I stayed off the main route on the opposite side of the river and at one point I went off track up a hill for a bit. I passed some more elementary schoolers and their father walking their dog and I heard the sisters debating whether or not I was “Amy sensei”. After I trundled past I turned and pointed out that I was, in fact, her friend. I’m waiting to hear about when they report this encounter to her.

I made my way back down to the main route, dropped into the first part of Hijikawa, and took the main route back. I passed some wood I had to photograph. I just love me some modular things. I noticed that I’d seen the logging part of the yard from the other road.

Back in Ikazaki the sun was setting and the river was pink.

*Between me and our other ALT we cover ten elementary schools. Also we spend most of our time at junior high. Remembering details about elementary schoolers is hard!

07 October 2010

A rice obsession

My work-at-home-on-a-PhD husband had his daily need for some fresh air, so I took the opportunity to get some close-up shots of the to-be and the already harvested rice. Methods seem to vary, but usually the rice is cut down, hung up to dry, and then processed further later on.

06 October 2010

The hill kills me

On my second trip I decided to rush what I thought to be a doable hill in the neighbouring village of Ikazaki, also part of the greater Uchiko town. After some late afternoon sights—I was attempting this after work—I started to head up. Let’s just say I had some great clipping in and out of my pedals practice and that one must remember that walking is exercise too.

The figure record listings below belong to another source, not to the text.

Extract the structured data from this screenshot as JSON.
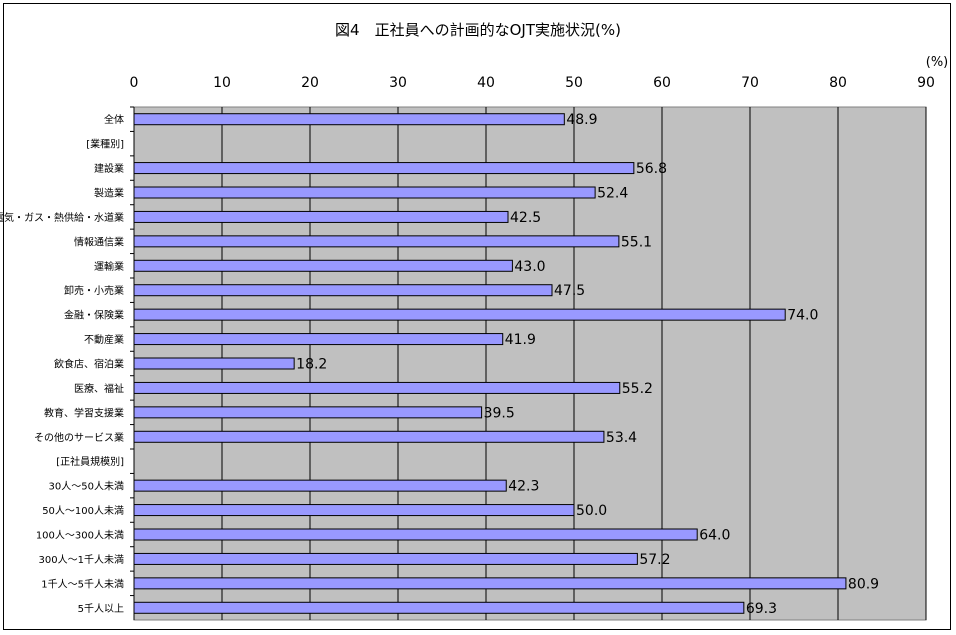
{
  "chart_data": {
    "type": "bar",
    "orientation": "horizontal",
    "title": "図4　正社員への計画的なOJT実施状況(%)",
    "unit_label": "(%)",
    "xlim": [
      0,
      90
    ],
    "xticks": [
      0,
      10,
      20,
      30,
      40,
      50,
      60,
      70,
      80,
      90
    ],
    "xtick_labels": [
      "0",
      "10",
      "20",
      "30",
      "40",
      "50",
      "60",
      "70",
      "80",
      "90"
    ],
    "grid": true,
    "plot_background": "#c0c0c0",
    "bar_color": "#9999ff",
    "categories": [
      "全体",
      "[業種別]",
      "建設業",
      "製造業",
      "電気・ガス・熱供給・水道業",
      "情報通信業",
      "運輸業",
      "卸売・小売業",
      "金融・保険業",
      "不動産業",
      "飲食店、宿泊業",
      "医療、福祉",
      "教育、学習支援業",
      "その他のサービス業",
      "[正社員規模別]",
      "30人～50人未満",
      "50人～100人未満",
      "100人～300人未満",
      "300人～1千人未満",
      "1千人～5千人未満",
      "5千人以上"
    ],
    "values": [
      48.9,
      null,
      56.8,
      52.4,
      42.5,
      55.1,
      43.0,
      47.5,
      74.0,
      41.9,
      18.2,
      55.2,
      39.5,
      53.4,
      null,
      42.3,
      50.0,
      64.0,
      57.2,
      80.9,
      69.3
    ],
    "value_labels": [
      "48.9",
      "",
      "56.8",
      "52.4",
      "42.5",
      "55.1",
      "43.0",
      "47.5",
      "74.0",
      "41.9",
      "18.2",
      "55.2",
      "39.5",
      "53.4",
      "",
      "42.3",
      "50.0",
      "64.0",
      "57.2",
      "80.9",
      "69.3"
    ]
  }
}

Once the sunshine had left me and even the town announcements seemed a million miles away I discovered more roads towards the top of the hill than I was quite prepared for. After some up and down struggles and indecision I decided to head down the way I had come—and not the other side of the hill as I had planned—because I wasn’t convinced that I wanted to meet an inoshishi in the dark. Can you clip out of your pedals in time to avoid an unfortunate collision with a wild boar? There’s a bad question to be asking yourself as you’re listening to the rustling in the undergrowth.

I’d like to go back up and check out the farmland there—during daylight hours. I managed to make it to the white roofs one can see on the map before turning back.